İkimizde birbirimizden bir şey beklemiyorduk. Ama ikimizde alacaklıydık. Bilgi değiş tokuşu yapıyor uzun uzun konuşuyorduk. Çok sıkıntılı zamanlarında, işinin işyerinin bazı problemlerinde, alacaklardan alamadığı paralardan ya da kırdıramadığı çeklerden falan sıkılınca beni arar, ‘haydi bir kahve içelim çene çalalım derdi. Bazen bir on beş dakika bile iyi gelirdi bize. Çok uzun sürmemişti arkadaşlığımız. Sevgimiz laubaliliğe izin vermemişti. Uzak oturmuyordu bize. İşyerinin de çoğu kez önünden geçiyordum. Bu zaman zarfında beni her gün aramış nasılsın diye hatırımı sormuş, arkadaşlığımızı perçinlemişti. Gönlüm ona doğru akıyor, rüzgâr beni ona doğru itiyordu. Bir elektriklenme bir gençlik yaşıyorduk. Hüzünleri kaldırıp atmış günün 24 saat yaşam standardını üç dakikalık telefon konuşmasına bağlamıştık. Yüreğimiz 16 yaşındakiler gibi heyecandan duracak gibi olur, ayaklarım bir müddet yere basmazdı. Ayni şeyleri o da bana söylüyordu. Bunun adı aşk olamazdı. Kaybetmekten korkarcasına yaşanan bir arkadaşlıktı. Ondan çok şey öğrenmiştim. Belki arkadaşlığımız devam etseydi daha çok şeyler öğrenecek bilgi dağarcığımı dolduracaktım.

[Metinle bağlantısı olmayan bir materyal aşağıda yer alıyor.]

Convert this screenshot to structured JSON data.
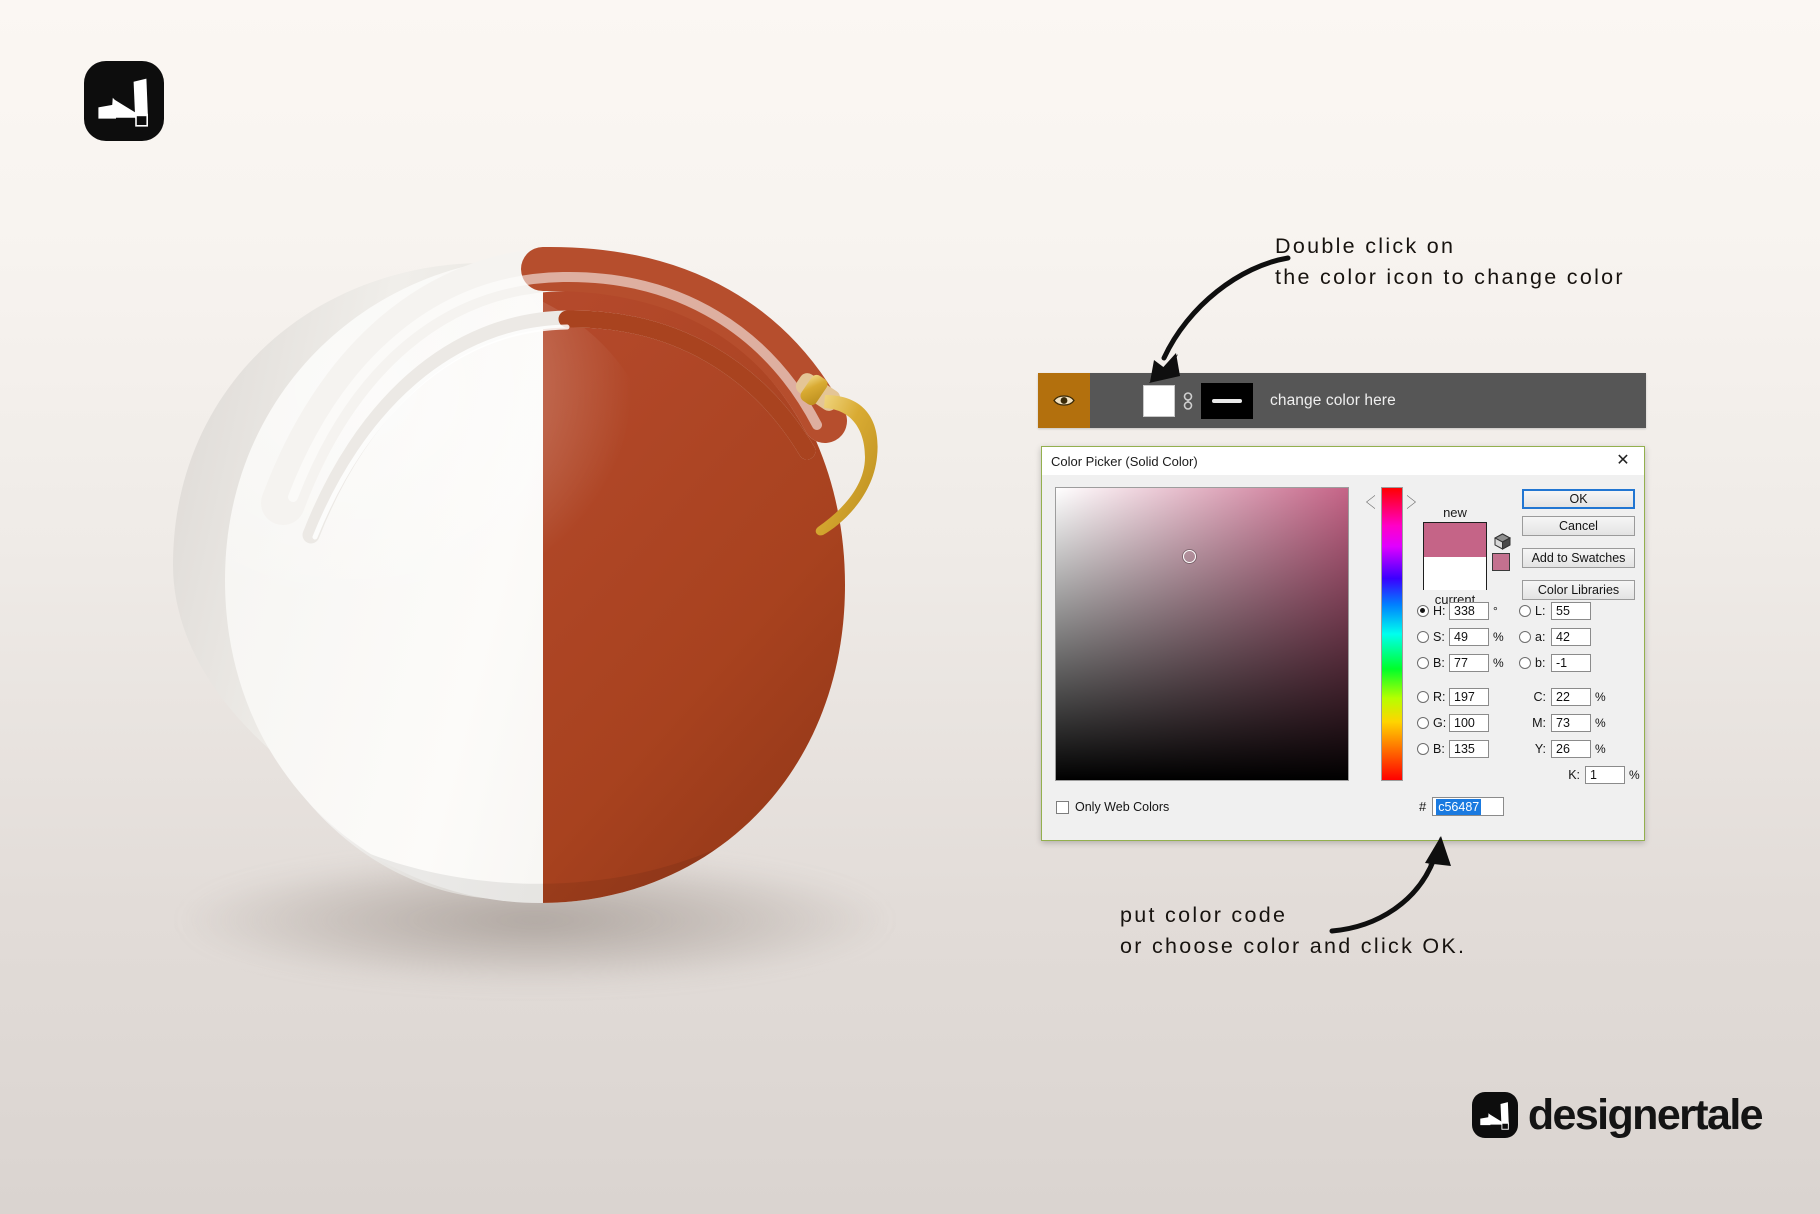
{
  "brand": {
    "name": "designertale",
    "logo_icon": "designertale-mark-icon"
  },
  "annotations": {
    "top": {
      "line1": "Double click on",
      "line2": "the color icon to change color",
      "arrow_icon": "curved-arrow-down-icon"
    },
    "bottom": {
      "line1": "put color code",
      "line2": "or choose color and click OK.",
      "arrow_icon": "curved-arrow-up-icon"
    }
  },
  "layer_bar": {
    "eye_icon": "eye-visibility-icon",
    "layer_thumbnail_icon": "solid-color-thumbnail-icon",
    "link_icon": "link-mask-icon",
    "mask_thumbnail_icon": "layer-mask-thumbnail-icon",
    "layer_name": "change color here"
  },
  "picker": {
    "title": "Color Picker (Solid Color)",
    "close_icon": "close-icon",
    "swatch": {
      "new_label": "new",
      "current_label": "current",
      "new_color": "#c56487",
      "current_color": "#ffffff",
      "out_of_gamut_icon": "cube-gamut-warning-icon",
      "out_of_gamut_color": "#c4718f"
    },
    "buttons": {
      "ok": "OK",
      "cancel": "Cancel",
      "add_to_swatches": "Add to Swatches",
      "color_libraries": "Color Libraries"
    },
    "fields": {
      "hsb": [
        {
          "label": "H:",
          "value": "338",
          "unit": "°",
          "selected": true
        },
        {
          "label": "S:",
          "value": "49",
          "unit": "%",
          "selected": false
        },
        {
          "label": "B:",
          "value": "77",
          "unit": "%",
          "selected": false
        }
      ],
      "rgb": [
        {
          "label": "R:",
          "value": "197",
          "unit": "",
          "selected": false
        },
        {
          "label": "G:",
          "value": "100",
          "unit": "",
          "selected": false
        },
        {
          "label": "B:",
          "value": "135",
          "unit": "",
          "selected": false
        }
      ],
      "lab": [
        {
          "label": "L:",
          "value": "55",
          "unit": "",
          "selected": false
        },
        {
          "label": "a:",
          "value": "42",
          "unit": "",
          "selected": false
        },
        {
          "label": "b:",
          "value": "-1",
          "unit": "",
          "selected": false
        }
      ],
      "cmyk": [
        {
          "label": "C:",
          "value": "22",
          "unit": "%"
        },
        {
          "label": "M:",
          "value": "73",
          "unit": "%"
        },
        {
          "label": "Y:",
          "value": "26",
          "unit": "%"
        },
        {
          "label": "K:",
          "value": "1",
          "unit": "%"
        }
      ]
    },
    "only_web_colors": {
      "label": "Only Web Colors",
      "checked": false
    },
    "hex": {
      "prefix": "#",
      "value": "c56487",
      "selected": true
    },
    "sb_cursor": {
      "x_pct": 44,
      "y_pct": 22
    },
    "hue_marker_pct": 8
  },
  "product": {
    "name": "round-zipper-pouch-mockup",
    "left_half_color": "#f4f2ef",
    "right_half_color": "#b44a2c",
    "zipper_color": "#d6a93c"
  },
  "colors": {
    "background_top": "#fbf7f3",
    "background_bottom": "#dad4d0",
    "layer_bar_bg": "#565656",
    "eye_cell_bg": "#b3700d",
    "picker_bg": "#f0f0f0",
    "picker_border": "#93b04e",
    "ok_border": "#2176d2",
    "hex_highlight": "#1a7ae0"
  }
}
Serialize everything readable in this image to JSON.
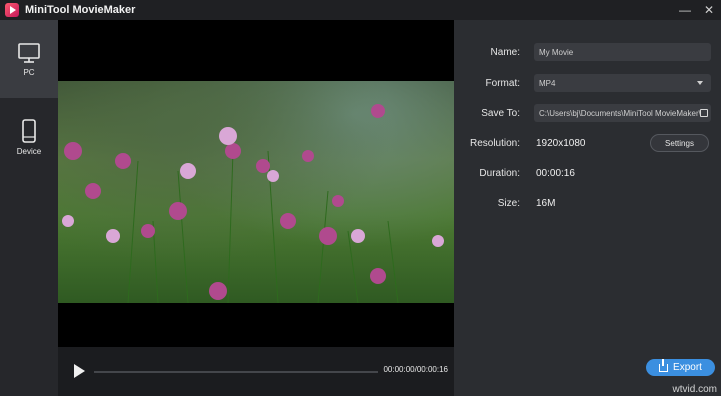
{
  "window": {
    "title": "MiniTool MovieMaker"
  },
  "sidebar": {
    "items": [
      {
        "label": "PC",
        "icon": "monitor-icon",
        "active": true
      },
      {
        "label": "Device",
        "icon": "phone-icon",
        "active": false
      }
    ]
  },
  "player": {
    "timecode": "00:00:00/00:00:16"
  },
  "form": {
    "name": {
      "label": "Name:",
      "value": "My Movie"
    },
    "format": {
      "label": "Format:",
      "value": "MP4"
    },
    "save_to": {
      "label": "Save To:",
      "value": "C:\\Users\\bj\\Documents\\MiniTool MovieMaker\\"
    },
    "resolution": {
      "label": "Resolution:",
      "value": "1920x1080",
      "settings_label": "Settings"
    },
    "duration": {
      "label": "Duration:",
      "value": "00:00:16"
    },
    "size": {
      "label": "Size:",
      "value": "16M"
    }
  },
  "export": {
    "label": "Export"
  },
  "watermark": "wtvid.com",
  "colors": {
    "accent": "#3b8fe0"
  }
}
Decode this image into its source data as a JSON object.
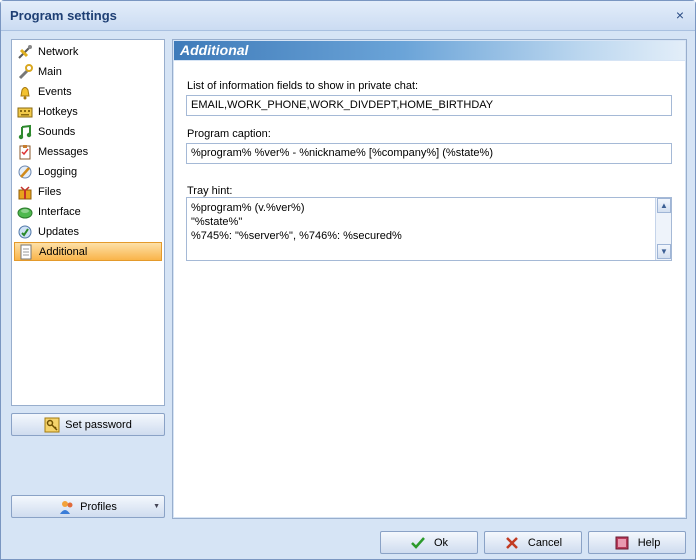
{
  "window": {
    "title": "Program settings",
    "close_glyph": "×"
  },
  "sidebar": {
    "items": [
      {
        "label": "Network",
        "icon": "network-icon"
      },
      {
        "label": "Main",
        "icon": "wrench-icon"
      },
      {
        "label": "Events",
        "icon": "bell-icon"
      },
      {
        "label": "Hotkeys",
        "icon": "keyboard-icon"
      },
      {
        "label": "Sounds",
        "icon": "music-note-icon"
      },
      {
        "label": "Messages",
        "icon": "clipboard-icon"
      },
      {
        "label": "Logging",
        "icon": "pencil-icon"
      },
      {
        "label": "Files",
        "icon": "gift-box-icon"
      },
      {
        "label": "Interface",
        "icon": "interface-icon"
      },
      {
        "label": "Updates",
        "icon": "updates-icon"
      },
      {
        "label": "Additional",
        "icon": "document-icon",
        "selected": true
      }
    ],
    "set_password_label": "Set password",
    "profiles_label": "Profiles"
  },
  "section": {
    "title": "Additional"
  },
  "fields": {
    "info_label": "List of information fields to show in private chat:",
    "info_value": "EMAIL,WORK_PHONE,WORK_DIVDEPT,HOME_BIRTHDAY",
    "caption_label": "Program caption:",
    "caption_value": "%program% %ver% - %nickname% [%company%] (%state%)",
    "tray_label": "Tray hint:",
    "tray_lines": [
      "%program% (v.%ver%)",
      "\"%state%\"",
      "%745%: \"%server%\", %746%: %secured%"
    ]
  },
  "buttons": {
    "ok": "Ok",
    "cancel": "Cancel",
    "help": "Help"
  },
  "colors": {
    "accent": "#3f7bb9",
    "selection": "#f9b44a",
    "window_bg": "#d6e4f5"
  }
}
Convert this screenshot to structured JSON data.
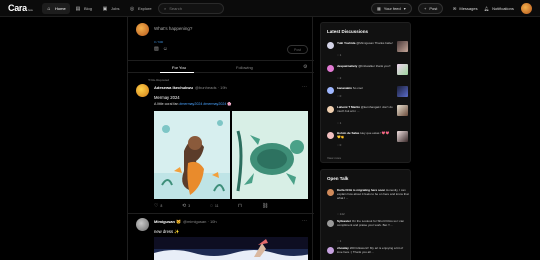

Bir gün telefon etmedi. Bu kısa arkadaşlığımız zarfında beni her gün aramış sade bir dille hatırımı sormuştu. Günler haftaları haftalar ayları kovaladı hiçbir haber yoktu. Gururum kırılmış ızdırabın sonsuz derinliklerine gömülmüştüm. Ben de onu aramadım. Cebinin evimin ve iş yerinin telefonunu sildim. İş yerinin önünden geçmedim. Kendi telefon numaralarımı da değiştirdim. Kötü haber çabuk duyulur. Demek, sağlığı, sıhhati yerinde diye düşünerek kendimi suçlu çıkarmıyordum. İyimi yaptım kötümü bilmiyorum. (iyi yapmadığımı sonradan anladım) Arkadaşlık ta aşk kadar tevazu ister. Gönlünüz gözünüzden daha iyi görüyorsa, yüreğiniz kulağınızdan daha iyi işitiyorsa, lütfen onu dinleyin. Ben dinlemedim çok üzüntü çektim. Bir adım geri atmadım. Belki iyi belki kötü yaptım. Sevgi ırmağının köprüsünden geçtim, elimi uzatıp suyunda yıkanmadım. Bugün pişman mısın deseler, güzel bir arkadaşlığın yok olduğu için çok pişmanım derim. Sesi hala kulaklarımda ama ne anlatıyor bilemiyorum.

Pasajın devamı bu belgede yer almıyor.